Australian game developers are struggling against poor pay, a lack of job security, and limited opportunities, according to survey data compiled and released by Game Workers Unite Australia ahead of Melbourne International Games Week.
155 developers have completed the survey so far, painting a dismal picture of income and working conditions.
INCOME, JOB SECURITY TOP CONCERNS
Asked to rank their major issues with the industry, an incredible 82% of game developers flagged income as their biggest concern, followed by job security at 77%.
FULL-TIME JOBS REMAIN RARE
Only 30% of game developers surveyed were able to secure full-time, permanent, salaried employment. The rest are a mix of full-time contractors, part-timers and struggling freelancers.
ONE IN THREE AUSTRALIAN GAME DEVS EARN LESS THAN MINIMUM WAGE
35% of game developers working full time hours in Australia are are earning less than $50,000 per year. A qualified game developer in Australia is entitled to an absolute legal minimum of $49,998 per year, normally more.

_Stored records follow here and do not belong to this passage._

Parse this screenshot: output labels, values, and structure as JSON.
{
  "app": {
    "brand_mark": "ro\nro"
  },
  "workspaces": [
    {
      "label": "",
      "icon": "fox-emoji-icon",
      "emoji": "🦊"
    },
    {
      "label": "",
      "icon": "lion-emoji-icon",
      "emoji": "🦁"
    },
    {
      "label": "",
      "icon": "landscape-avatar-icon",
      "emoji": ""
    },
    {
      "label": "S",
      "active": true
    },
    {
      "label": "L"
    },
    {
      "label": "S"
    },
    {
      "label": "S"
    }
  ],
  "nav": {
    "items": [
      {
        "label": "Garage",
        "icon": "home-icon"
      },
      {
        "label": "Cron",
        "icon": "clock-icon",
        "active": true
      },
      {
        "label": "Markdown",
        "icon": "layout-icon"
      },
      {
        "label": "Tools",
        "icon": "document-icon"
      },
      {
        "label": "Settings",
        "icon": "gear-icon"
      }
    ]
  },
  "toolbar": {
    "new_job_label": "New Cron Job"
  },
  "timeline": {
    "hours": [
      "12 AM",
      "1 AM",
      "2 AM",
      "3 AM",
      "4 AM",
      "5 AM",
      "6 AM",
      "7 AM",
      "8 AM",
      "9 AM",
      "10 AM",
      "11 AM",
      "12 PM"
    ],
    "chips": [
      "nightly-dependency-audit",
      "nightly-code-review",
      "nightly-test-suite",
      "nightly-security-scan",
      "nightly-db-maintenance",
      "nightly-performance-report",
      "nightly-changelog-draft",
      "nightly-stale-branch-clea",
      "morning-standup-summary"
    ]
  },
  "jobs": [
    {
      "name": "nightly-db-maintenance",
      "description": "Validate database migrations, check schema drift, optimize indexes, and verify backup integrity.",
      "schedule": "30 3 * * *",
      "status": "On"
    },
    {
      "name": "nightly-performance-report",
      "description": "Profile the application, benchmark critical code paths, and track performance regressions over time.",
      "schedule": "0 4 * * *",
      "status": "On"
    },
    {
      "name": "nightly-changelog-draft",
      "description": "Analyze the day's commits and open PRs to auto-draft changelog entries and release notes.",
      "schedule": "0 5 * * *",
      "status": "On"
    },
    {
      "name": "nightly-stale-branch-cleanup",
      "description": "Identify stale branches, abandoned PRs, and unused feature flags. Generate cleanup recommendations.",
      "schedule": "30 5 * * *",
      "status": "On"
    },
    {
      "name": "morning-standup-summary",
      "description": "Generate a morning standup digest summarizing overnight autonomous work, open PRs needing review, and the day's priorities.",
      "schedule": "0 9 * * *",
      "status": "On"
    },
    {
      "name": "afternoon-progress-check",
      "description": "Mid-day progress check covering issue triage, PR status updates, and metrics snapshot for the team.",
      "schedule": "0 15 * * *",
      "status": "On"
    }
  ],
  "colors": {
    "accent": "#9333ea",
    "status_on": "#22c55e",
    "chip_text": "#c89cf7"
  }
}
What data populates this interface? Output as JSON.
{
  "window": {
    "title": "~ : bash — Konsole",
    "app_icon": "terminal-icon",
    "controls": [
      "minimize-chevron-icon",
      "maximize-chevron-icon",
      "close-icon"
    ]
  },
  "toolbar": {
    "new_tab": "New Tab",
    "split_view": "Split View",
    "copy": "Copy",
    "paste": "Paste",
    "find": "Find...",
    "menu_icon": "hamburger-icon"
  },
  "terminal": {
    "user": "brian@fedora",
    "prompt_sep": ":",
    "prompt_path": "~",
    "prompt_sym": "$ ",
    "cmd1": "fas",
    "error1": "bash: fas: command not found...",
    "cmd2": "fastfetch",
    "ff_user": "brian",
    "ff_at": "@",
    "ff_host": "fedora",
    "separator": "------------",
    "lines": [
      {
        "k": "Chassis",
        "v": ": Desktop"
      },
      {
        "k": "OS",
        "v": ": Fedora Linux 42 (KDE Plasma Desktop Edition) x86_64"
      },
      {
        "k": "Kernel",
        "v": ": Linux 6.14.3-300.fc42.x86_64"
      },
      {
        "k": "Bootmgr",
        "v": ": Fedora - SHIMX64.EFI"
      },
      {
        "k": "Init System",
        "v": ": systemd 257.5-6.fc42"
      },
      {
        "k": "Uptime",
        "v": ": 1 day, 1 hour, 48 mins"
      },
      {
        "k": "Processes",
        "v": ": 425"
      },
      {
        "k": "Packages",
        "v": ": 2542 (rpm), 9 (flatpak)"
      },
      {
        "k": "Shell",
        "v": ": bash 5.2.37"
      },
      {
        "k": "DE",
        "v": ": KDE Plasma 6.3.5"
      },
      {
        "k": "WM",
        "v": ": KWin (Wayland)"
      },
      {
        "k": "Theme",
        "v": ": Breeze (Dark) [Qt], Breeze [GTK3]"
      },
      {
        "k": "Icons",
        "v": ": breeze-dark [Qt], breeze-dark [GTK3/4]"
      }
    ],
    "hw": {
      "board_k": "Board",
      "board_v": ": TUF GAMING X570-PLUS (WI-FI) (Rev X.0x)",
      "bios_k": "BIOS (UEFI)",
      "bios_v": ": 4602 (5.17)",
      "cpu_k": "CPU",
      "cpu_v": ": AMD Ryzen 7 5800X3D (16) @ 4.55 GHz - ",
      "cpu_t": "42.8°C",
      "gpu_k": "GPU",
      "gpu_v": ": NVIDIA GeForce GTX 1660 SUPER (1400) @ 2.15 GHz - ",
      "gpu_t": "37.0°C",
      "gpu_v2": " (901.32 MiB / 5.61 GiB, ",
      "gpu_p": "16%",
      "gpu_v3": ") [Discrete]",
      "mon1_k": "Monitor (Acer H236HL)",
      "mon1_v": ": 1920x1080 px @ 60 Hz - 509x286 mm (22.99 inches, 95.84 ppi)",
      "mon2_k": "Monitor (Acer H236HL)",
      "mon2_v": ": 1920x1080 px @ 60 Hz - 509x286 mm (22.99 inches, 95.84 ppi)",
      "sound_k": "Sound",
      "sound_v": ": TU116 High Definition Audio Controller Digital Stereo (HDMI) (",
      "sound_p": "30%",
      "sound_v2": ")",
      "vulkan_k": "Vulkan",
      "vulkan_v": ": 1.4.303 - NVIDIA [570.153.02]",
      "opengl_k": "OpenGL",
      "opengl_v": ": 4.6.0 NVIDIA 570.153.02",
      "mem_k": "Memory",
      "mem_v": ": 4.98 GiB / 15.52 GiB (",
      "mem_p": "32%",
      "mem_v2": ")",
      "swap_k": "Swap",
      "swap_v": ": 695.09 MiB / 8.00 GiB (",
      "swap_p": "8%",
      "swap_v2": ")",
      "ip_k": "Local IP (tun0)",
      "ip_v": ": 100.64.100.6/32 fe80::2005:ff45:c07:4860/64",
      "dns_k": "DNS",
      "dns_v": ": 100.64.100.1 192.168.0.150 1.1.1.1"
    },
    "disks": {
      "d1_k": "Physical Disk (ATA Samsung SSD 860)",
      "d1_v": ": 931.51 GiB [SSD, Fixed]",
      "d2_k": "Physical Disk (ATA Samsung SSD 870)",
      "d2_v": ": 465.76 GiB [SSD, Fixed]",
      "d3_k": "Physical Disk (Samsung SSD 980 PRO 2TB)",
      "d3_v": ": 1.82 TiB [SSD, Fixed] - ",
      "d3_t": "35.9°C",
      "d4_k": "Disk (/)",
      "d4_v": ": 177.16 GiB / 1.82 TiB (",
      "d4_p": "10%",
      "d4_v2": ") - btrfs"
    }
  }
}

For many people, this is clearly not happening.
GAME DEVELOPERS ARE LIVING IN FEAR
Only 20% of game developers surveyed said that they had no concerns about the stability of their work. A further 43% admitted to having long-term concerns, while the remaining 37% were immediately worried.
THE INDUSTRY PUSHES PEOPLE AWAY
A full 70% of game developers surveyed had only been in the industry for up to 5 years. Some developers managed to break the 5-year mark, but only a handful made it up to 10 or more.
Employees are suffering
It’s absolutely clear that the game development industry has failed to look after its employees. The industry continues to survive on a myth of being a “dream job” that requires “passion and commitment”, while offering many people less than minimum wage and burning them out after only a few short years.
The time has come for Australia’s game developers to start pushing back. Whether you’ve managed to land direct employment, or whether you’re contracting from month to month and trying to make ends meet, you need transparency and job security if you’re going to make your life better. The only way to do that is to stand together and unionise.
Although we might often be told otherwise, the games industry is not unique. Games workers are facing the same problems that creative industries like TV and video production have faced in the past all across the world, and the solution is the same: working together and insisting on fair pay and fair standards.
GWU Australia will continue running the survey, and periodically release data as more people continued to respond.